A Framework for Modeling of Stress-Strain Hysteresis Response of Brittle Matrix Composites under Fatigue Loading

摘要

All brittle matrix composites (BMCs), including unidirectional fiber-reinforced, cross-ply laminated, and woven fabric ones, normally exhibit characteristic stress-strain hysteresis-loop behaviors with progression of matrix microcracking under monotonically and cyclic loading. These characteristic behaviors include gradual change and/or abrupt kinks in secant modulus during loading, unloading or reloading path of a hysteresis loop, and overall change in hysteresis loop shapes under progressive cyclic loading. Through the analyses using a shear-lag model, it has been shown that the hysteresis is caused by irreversible internal friction in the debonded interfacial area, and the interfacial debonding in turn is induced by transverse matrix microcracking.
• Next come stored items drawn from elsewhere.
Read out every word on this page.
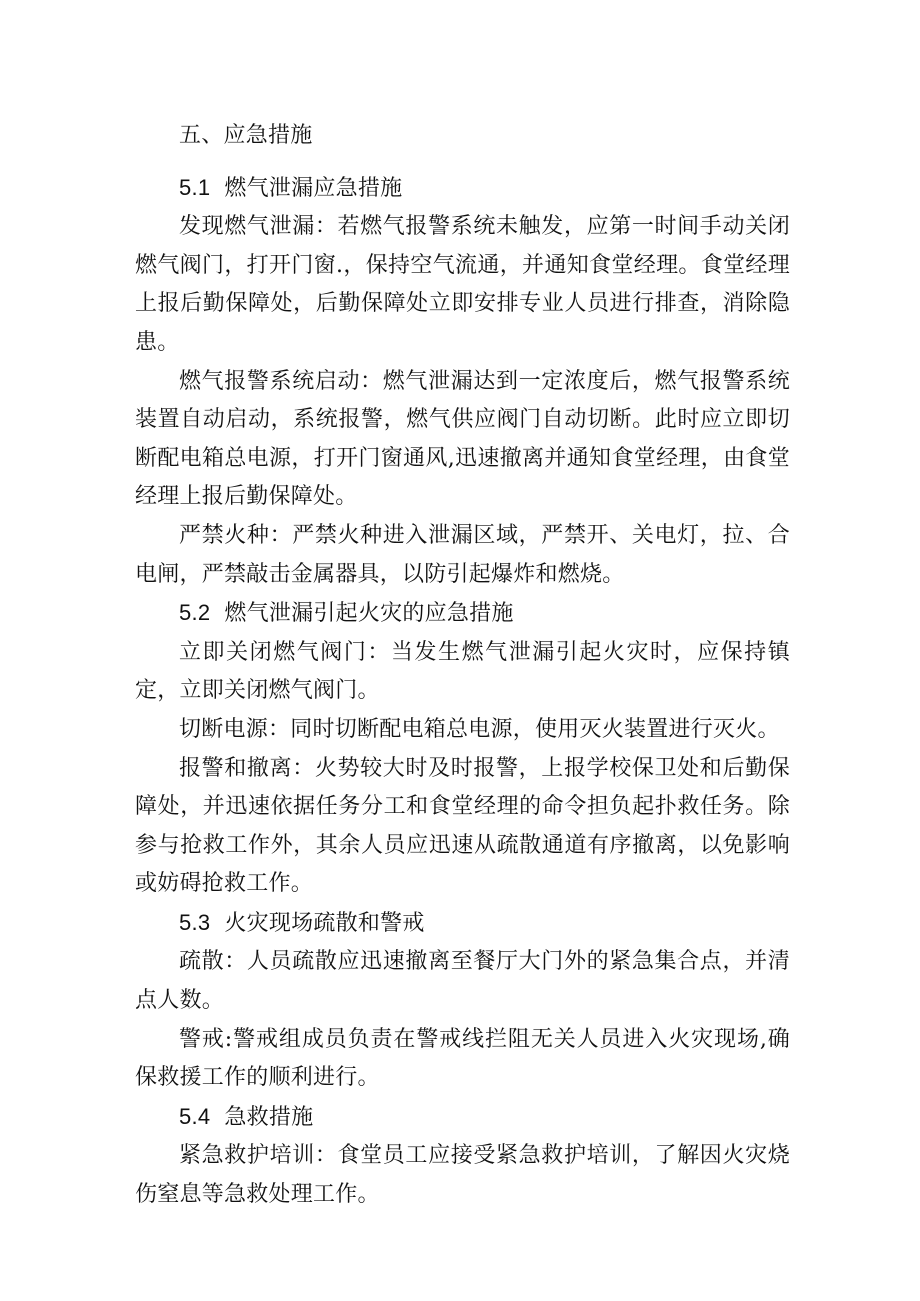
五、应急措施

5.1 燃气泄漏应急措施

发现燃气泄漏：若燃气报警系统未触发，应第一时间手动关闭燃气阀门，打开门窗.，保持空气流通，并通知食堂经理。食堂经理上报后勤保障处，后勤保障处立即安排专业人员进行排查，消除隐患。

燃气报警系统启动：燃气泄漏达到一定浓度后，燃气报警系统装置自动启动，系统报警，燃气供应阀门自动切断。此时应立即切断配电箱总电源，打开门窗通风,迅速撤离并通知食堂经理，由食堂经理上报后勤保障处。

严禁火种：严禁火种进入泄漏区域，严禁开、关电灯，拉、合电闸，严禁敲击金属器具，以防引起爆炸和燃烧。

5.2 燃气泄漏引起火灾的应急措施

立即关闭燃气阀门：当发生燃气泄漏引起火灾时，应保持镇定，立即关闭燃气阀门。

切断电源：同时切断配电箱总电源，使用灭火装置进行灭火。

报警和撤离：火势较大时及时报警，上报学校保卫处和后勤保障处，并迅速依据任务分工和食堂经理的命令担负起扑救任务。除参与抢救工作外，其余人员应迅速从疏散通道有序撤离，以免影响或妨碍抢救工作。

5.3 火灾现场疏散和警戒

疏散：人员疏散应迅速撤离至餐厅大门外的紧急集合点，并清点人数。

警戒:警戒组成员负责在警戒线拦阻无关人员进入火灾现场,确保救援工作的顺利进行。

5.4 急救措施

紧急救护培训：食堂员工应接受紧急救护培训，了解因火灾烧伤窒息等急救处理工作。
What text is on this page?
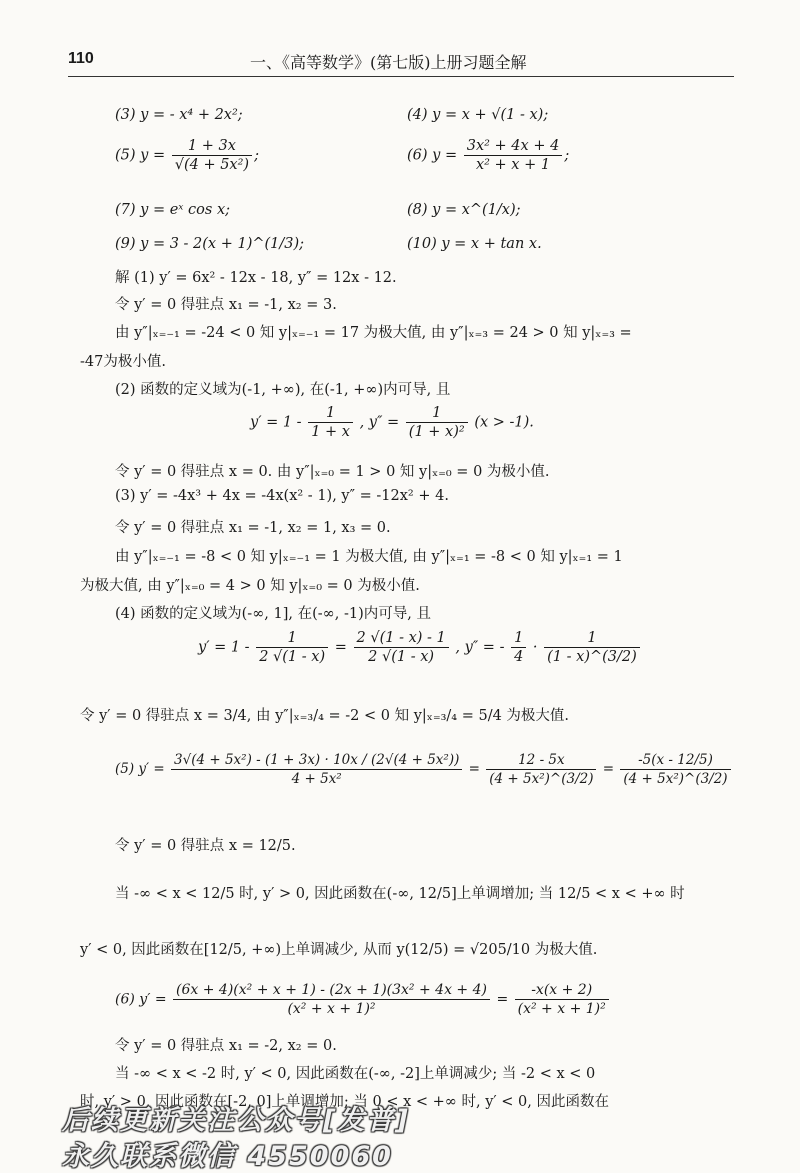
110	一、《高等数学》(第七版)上册习题全解
(3) y = - x⁴ + 2x²;	(4) y = x + √(1 - x);
(5) $y = \frac{1 + 3x}{\text{√(4 + 5x²)}}$ ;	(6) $y = \frac{\text{3x² + 4x + 4}}{\text{x² + x + 1}}$ ;
(7) y = eˣ cos x;	(8) y = x^(1/x);
(9) y = 3 - 2(x + 1)^(1/3);	(10) y = x + tan x.
解 (1) y′ = 6x² - 12x - 18, y″ = 12x - 12.
令 y′ = 0 得驻点 x₁ = -1, x₂ = 3.
由 y″|ₓ₌₋₁ = -24 < 0 知 y|ₓ₌₋₁ = 17 为极大值, 由 y″|ₓ₌₃ = 24 > 0 知 y|ₓ₌₃ =
-47为极小值.
(2) 函数的定义域为(-1, +∞), 在(-1, +∞)内可导, 且
$y' = 1 - \frac{1}{1 + x}$ , $y'' = \frac{1}{\text{(1 + x)²}} (x > -1)$.
令 y′ = 0 得驻点 x = 0. 由 y″|ₓ₌₀ = 1 > 0 知 y|ₓ₌₀ = 0 为极小值.
(3) y′ = -4x³ + 4x = -4x(x² - 1), y″ = -12x² + 4.
令 y′ = 0 得驻点 x₁ = -1, x₂ = 1, x₃ = 0.
由 y″|ₓ₌₋₁ = -8 < 0 知 y|ₓ₌₋₁ = 1 为极大值, 由 y″|ₓ₌₁ = -8 < 0 知 y|ₓ₌₁ = 1
为极大值, 由 y″|ₓ₌₀ = 4 > 0 知 y|ₓ₌₀ = 0 为极小值.
(4) 函数的定义域为(-∞, 1], 在(-∞, -1)内可导, 且
$y' = 1 - \frac{1}{2 √(1 - x)} = \frac{2 √(1 - x) - 1}{2 √(1 - x)}$ , y″ = - $\frac{1}{4} \cdot \frac{1}{(1 - x)\^{}(3/2)}$
令 y′ = 0 得驻点 x = 3/4, 由 y″|ₓ₌₃/₄ = -2 < 0 知 y|ₓ₌₃/₄ = 5/4 为极大值.
(5) $y' = \frac{\text{3√(4 + 5x²) - (1 + 3x) · 10x / (2√(4 + 5x²))}}{\text{4 + 5x²}} = \frac{12 - 5x}{\text{(4 + 5x²)\textasciicircum{}(3/2)}} = \frac{-5(x - 12/5)}{\text{(4 + 5x²)\textasciicircum{}(3/2)}}$
令 y′ = 0 得驻点 x = 12/5.
当 -∞ < x < 12/5 时, y′ > 0, 因此函数在(-∞, 12/5]上单调增加; 当 12/5 < x < +∞ 时
y′ < 0, 因此函数在[12/5, +∞)上单调减少, 从而 y(12/5) = √205/10 为极大值.
(6) $y' = \frac{\text{(6x + 4)(x² + x + 1) - (2x + 1)(3x² + 4x + 4)}}{\text{(x² + x + 1)²}} = \frac{-x(x + 2)}{\text{(x² + x + 1)²}}$
令 y′ = 0 得驻点 x₁ = -2, x₂ = 0.
当 -∞ < x < -2 时, y′ < 0, 因此函数在(-∞, -2]上单调减少; 当 -2 < x < 0
时, y′ > 0, 因此函数在[-2, 0]上单调增加; 当 0 < x < +∞ 时, y′ < 0, 因此函数在
后续更新关注公众号[发普]
永久联系微信 4550060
However, that the shear-lag model over-simplifies the real condition, for example, by assuming a complete crack in matrix, which is equivalent to the complete loss of normal-load-carrying capability of matrix due to the imposed periodicity condition of a unit cell representing the composite. However, during the progressive damage process, matrix with microcracking may continue to hold a residual strength due to irregularity of a microcrack network and other physical factors. More recently, Yang and Mall have considered the effects of residual strength of a damaged constituent by incorporating a generally nontrivial cohesive force across crack surfaces in a unit-cell representation. This was referred to as a cohesive-shear-lag model, as an alternate to the shear-lag model. When the cohesive force diminishes, the cohesive-shear-lag model reduces to a shear-lag model. Yang and Mall have further generalized the cohesive-shear-lag model by incorporating damages in both weak and strong constituents for the application to the all class of BMCs undergoing transverse microcracking, interfacial debonding and frictional sliding. They have applied the cohesive-shear-lag model to the CMCs and validated the idea of introducing a residual strength to damaged constituent. The present work, as a extension to the previous works, is intended to examine detailed features of a stress-strain hysteresis loop predicted by the cohesive-shear-lag model and to investigate how its features are affected by the deformation/damage processes in BMCs under progressive loading.